Listening is a skill that few people master, but the men of the Meyerowitz family are particularly awful at it.
There’s probably no one worse at listening than recently retired art professor Harold Meyerowitz (played by Dustin Hoffman), the self-centered patriarch of writer/director Noah Baumbach’s latest NYC-set dramedy The Meyerowitz Stories (New and Selected), streaming on Netflix now. We see this in the second act, as Meyerowitz’s son Matthew (Ben Stiller) tries to talk to him about important financial matters, but Harold talks over him at every turn—obliterating the idea of the word “turn.”
Harold does the same with his other grown-adult son Danny (Adam Sandler), though he’s even more cruel and dismissive. All three of the Meyerowitz men are varying degrees of dismissive of Harold’s daughter, Jean (Elizabeth Marvel), although they seem to be aware of this as if it’s an accepted family dynamic.

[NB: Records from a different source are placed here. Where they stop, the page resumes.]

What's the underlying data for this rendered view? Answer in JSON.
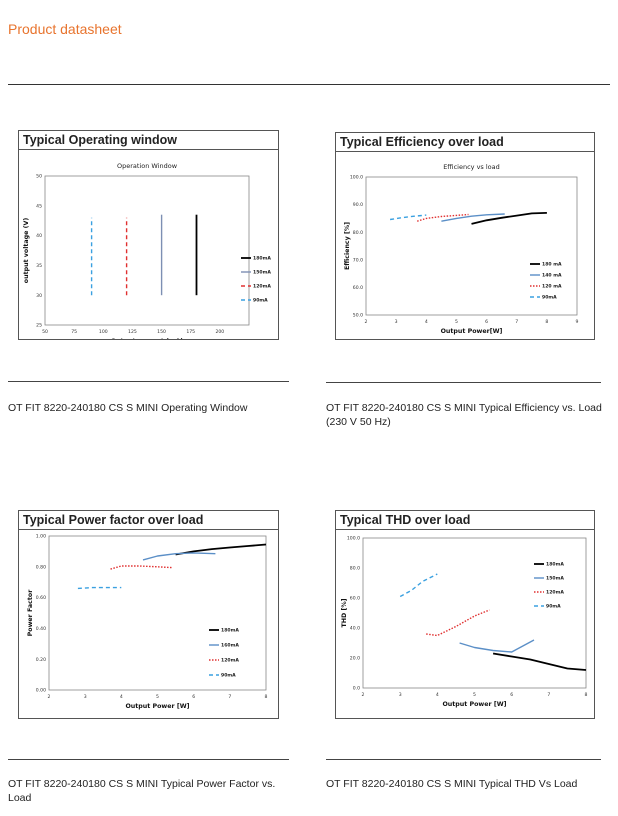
{
  "header": {
    "title": "Product datasheet"
  },
  "charts": [
    {
      "panel_title": "Typical Operating window",
      "caption": "OT FIT 8220-240180 CS S MINI Operating Window"
    },
    {
      "panel_title": "Typical Efficiency over load",
      "caption": "OT FIT 8220-240180 CS S MINI Typical Efficiency vs. Load (230 V  50 Hz)"
    },
    {
      "panel_title": "Typical Power factor over load",
      "caption": "OT FIT 8220-240180 CS S MINI Typical Power Factor vs. Load"
    },
    {
      "panel_title": "Typical THD over load",
      "caption": "OT FIT 8220-240180 CS S MINI Typical THD Vs Load"
    }
  ],
  "chart_data": [
    {
      "type": "line",
      "title": "Operation Window",
      "xlabel": "Output current (mA)",
      "ylabel": "output voltage (V)",
      "xlim": [
        50,
        225
      ],
      "ylim": [
        25,
        50
      ],
      "xticks": [
        "50",
        "75",
        "100",
        "125",
        "150",
        "175",
        "200"
      ],
      "yticks": [
        "25",
        "30",
        "35",
        "40",
        "45",
        "50"
      ],
      "grid": false,
      "legend": "right",
      "series": [
        {
          "name": "180mA",
          "color": "#000000",
          "dash": "solid",
          "x": [
            180,
            180
          ],
          "y": [
            30,
            43.5
          ]
        },
        {
          "name": "150mA",
          "color": "#7d8fb3",
          "dash": "solid",
          "x": [
            150,
            150
          ],
          "y": [
            30,
            43.5
          ]
        },
        {
          "name": "120mA",
          "color": "#e03030",
          "dash": "dashed",
          "x": [
            120,
            120
          ],
          "y": [
            30,
            43
          ]
        },
        {
          "name": "90mA",
          "color": "#3aa0e0",
          "dash": "dashed",
          "x": [
            90,
            90
          ],
          "y": [
            30,
            43
          ]
        }
      ]
    },
    {
      "type": "line",
      "title": "Efficiency vs load",
      "xlabel": "Output Power[W]",
      "ylabel": "Efficiency [%]",
      "xlim": [
        2,
        9
      ],
      "ylim": [
        50,
        100
      ],
      "xticks": [
        "2",
        "3",
        "4",
        "5",
        "6",
        "7",
        "8",
        "9"
      ],
      "yticks": [
        "50.0",
        "60.0",
        "70.0",
        "80.0",
        "90.0",
        "100.0"
      ],
      "grid": false,
      "legend": "bottom-right",
      "series": [
        {
          "name": "180 mA",
          "color": "#000000",
          "dash": "solid",
          "x": [
            5.5,
            6,
            6.5,
            7,
            7.5,
            8
          ],
          "y": [
            83,
            84.3,
            85.2,
            86,
            86.8,
            87
          ]
        },
        {
          "name": "140 mA",
          "color": "#5b8fc7",
          "dash": "solid",
          "x": [
            4.5,
            5,
            5.5,
            6,
            6.6
          ],
          "y": [
            84,
            85,
            85.8,
            86.3,
            86.6
          ]
        },
        {
          "name": "120 mA",
          "color": "#e03030",
          "dash": "dotted",
          "x": [
            3.7,
            4,
            4.5,
            5,
            5.4
          ],
          "y": [
            84,
            85,
            85.7,
            86.1,
            86.4
          ]
        },
        {
          "name": "90mA",
          "color": "#3aa0e0",
          "dash": "dashed",
          "x": [
            2.8,
            3.2,
            3.6,
            4
          ],
          "y": [
            84.6,
            85.3,
            85.8,
            86.2
          ]
        }
      ]
    },
    {
      "type": "line",
      "title": "",
      "xlabel": "Output Power [W]",
      "ylabel": "Power Factor",
      "xlim": [
        2,
        8
      ],
      "ylim": [
        0,
        1
      ],
      "xticks": [
        "2",
        "3",
        "4",
        "5",
        "6",
        "7",
        "8"
      ],
      "yticks": [
        "0.00",
        "0.20",
        "0.40",
        "0.60",
        "0.80",
        "1.00"
      ],
      "grid": false,
      "legend": "bottom-right",
      "series": [
        {
          "name": "180mA",
          "color": "#000000",
          "dash": "solid",
          "x": [
            5.5,
            6,
            6.5,
            7,
            7.5,
            8
          ],
          "y": [
            0.88,
            0.9,
            0.915,
            0.925,
            0.935,
            0.945
          ]
        },
        {
          "name": "160mA",
          "color": "#5b8fc7",
          "dash": "solid",
          "x": [
            4.6,
            5,
            5.5,
            6,
            6.6
          ],
          "y": [
            0.845,
            0.87,
            0.885,
            0.89,
            0.885
          ]
        },
        {
          "name": "120mA",
          "color": "#e03030",
          "dash": "dotted",
          "x": [
            3.7,
            4,
            4.5,
            5,
            5.4
          ],
          "y": [
            0.785,
            0.805,
            0.805,
            0.8,
            0.795
          ]
        },
        {
          "name": "90mA",
          "color": "#3aa0e0",
          "dash": "dashed",
          "x": [
            2.8,
            3.2,
            3.6,
            4
          ],
          "y": [
            0.66,
            0.665,
            0.665,
            0.665
          ]
        }
      ]
    },
    {
      "type": "line",
      "title": "",
      "xlabel": "Output Power [W]",
      "ylabel": "THD [%]",
      "xlim": [
        2,
        8
      ],
      "ylim": [
        0,
        100
      ],
      "xticks": [
        "2",
        "3",
        "4",
        "5",
        "6",
        "7",
        "8"
      ],
      "yticks": [
        "0.0",
        "20.0",
        "40.0",
        "60.0",
        "80.0",
        "100.0"
      ],
      "grid": false,
      "legend": "top-right",
      "series": [
        {
          "name": "180mA",
          "color": "#000000",
          "dash": "solid",
          "x": [
            5.5,
            6,
            6.5,
            7,
            7.5,
            8
          ],
          "y": [
            23,
            21,
            19,
            16,
            13,
            12
          ]
        },
        {
          "name": "150mA",
          "color": "#5b8fc7",
          "dash": "solid",
          "x": [
            4.6,
            5,
            5.5,
            6,
            6.6
          ],
          "y": [
            30,
            27,
            25,
            24,
            32
          ]
        },
        {
          "name": "120mA",
          "color": "#e03030",
          "dash": "dotted",
          "x": [
            3.7,
            4,
            4.5,
            5,
            5.4
          ],
          "y": [
            36,
            35,
            41,
            48,
            52
          ]
        },
        {
          "name": "90mA",
          "color": "#3aa0e0",
          "dash": "dashed",
          "x": [
            3,
            3.3,
            3.6,
            4
          ],
          "y": [
            61,
            65,
            71,
            76
          ]
        }
      ]
    }
  ]
}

The Meyerowitz Stories (New and Selected) returns to the artistic-cultural NYC world explored in Baumbach’s last two NYC dramedies, While We’re Young and Mistress America. And the director’s newest release is most certainly in the mold of his breakout 2005 film, The Squid and the Whale, a semi-autobiographical drama about a sniping family of Manhattan intellectuals. What is remarkable in this script is how much sympathy Baumbach generates for his characters, who in lesser hands would be one-dimensional brutes. Hoffman, Stiller, Marvel, and especially (I can’t believe I’m writing this) Sandler are up to the task, creating memorable portraits of insecurity that will linger long after the closing credits.

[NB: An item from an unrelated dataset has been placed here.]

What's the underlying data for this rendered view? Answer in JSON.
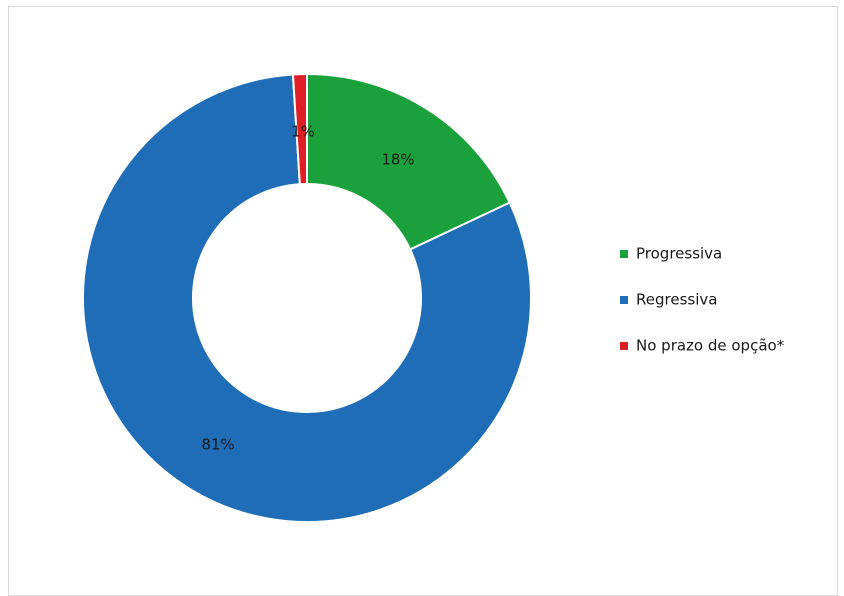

It’s appropriate that The Meyerowitz Stories (New and Selected) has a literary mouthful of a title, not just because of its setting, but because it’s initially structured as a set of semi-self-contained short stories, concentrating on one relationship at a time. Near the end of the movie, these storylines converge in a hilarious and emotional climax that’s not unlike the endings of Baumbach’s other NYC dramedies.

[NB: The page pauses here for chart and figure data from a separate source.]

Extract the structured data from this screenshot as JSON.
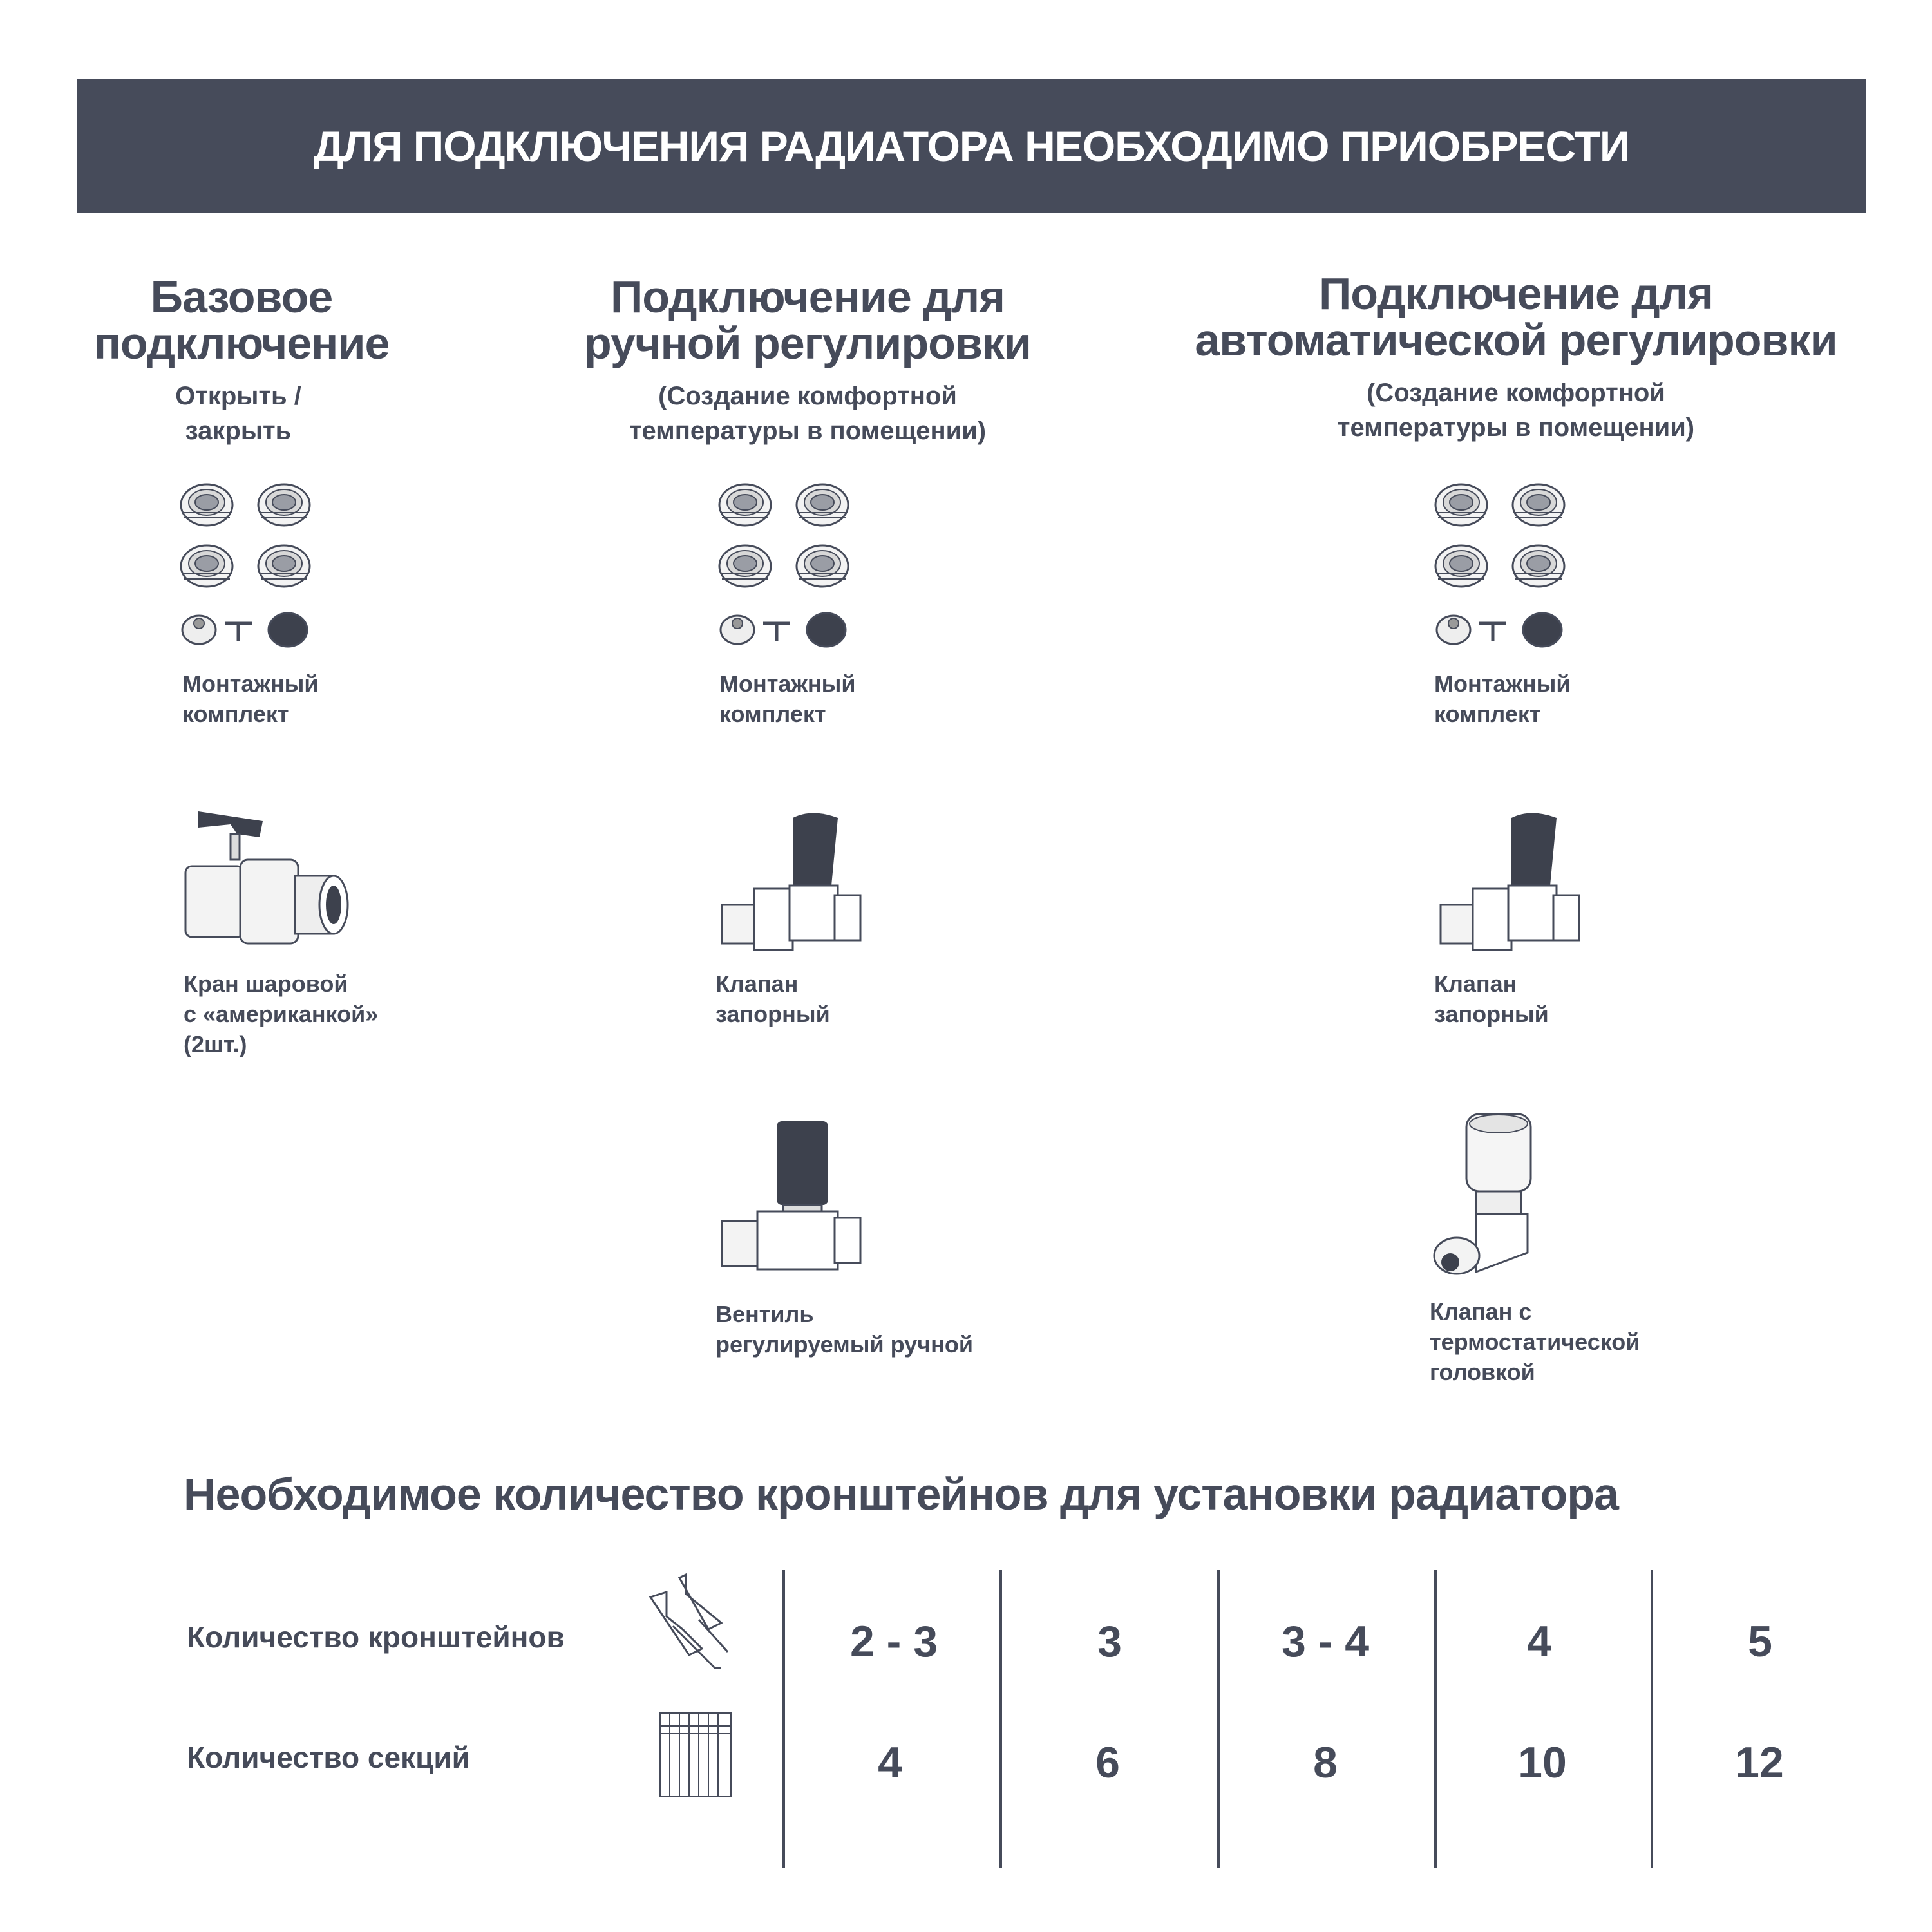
{
  "banner": {
    "title": "ДЛЯ ПОДКЛЮЧЕНИЯ РАДИАТОРА НЕОБХОДИМО ПРИОБРЕСТИ"
  },
  "columns": [
    {
      "title_line1": "Базовое",
      "title_line2": "подключение",
      "subtitle_line1": "Открыть /",
      "subtitle_line2": "закрыть",
      "items": [
        {
          "label": "Монтажный\nкомплект",
          "icon": "mounting-kit"
        },
        {
          "label": "Кран шаровой\nс «американкой»\n(2шт.)",
          "icon": "ball-valve"
        }
      ]
    },
    {
      "title_line1": "Подключение для",
      "title_line2": "ручной регулировки",
      "subtitle_line1": "(Создание комфортной",
      "subtitle_line2": "температуры в помещении)",
      "items": [
        {
          "label": "Монтажный\nкомплект",
          "icon": "mounting-kit"
        },
        {
          "label": "Клапан\nзапорный",
          "icon": "shutoff-valve"
        },
        {
          "label": "Вентиль\nрегулируемый ручной",
          "icon": "manual-valve"
        }
      ]
    },
    {
      "title_line1": "Подключение для",
      "title_line2": "автоматической регулировки",
      "subtitle_line1": "(Создание комфортной",
      "subtitle_line2": "температуры в помещении)",
      "items": [
        {
          "label": "Монтажный\nкомплект",
          "icon": "mounting-kit"
        },
        {
          "label": "Клапан\nзапорный",
          "icon": "shutoff-valve"
        },
        {
          "label": "Клапан с\nтермостатической\nголовкой",
          "icon": "thermostatic-valve"
        }
      ]
    }
  ],
  "brackets": {
    "title": "Необходимое количество кронштейнов для установки радиатора",
    "row_brackets_label": "Количество кронштейнов",
    "row_sections_label": "Количество секций",
    "brackets_values": [
      "2 - 3",
      "3",
      "3 - 4",
      "4",
      "5"
    ],
    "sections_values": [
      "4",
      "6",
      "8",
      "10",
      "12"
    ]
  },
  "colors": {
    "primary": "#464b5a",
    "background": "#ffffff"
  }
}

One could accuse Baumbach of repeating himself, but when the writing and directing is this sharp, who cares? The neuroses and contradictions of the Meyerowitzes go beyond their specific milieu and become relatable to anyone who’s had a difficult relationship listening to or being heard by their family.
This review is part of Eric Melin’s “LM Screen” column that appears in the winter 2017 edition of Lawrence Magazine.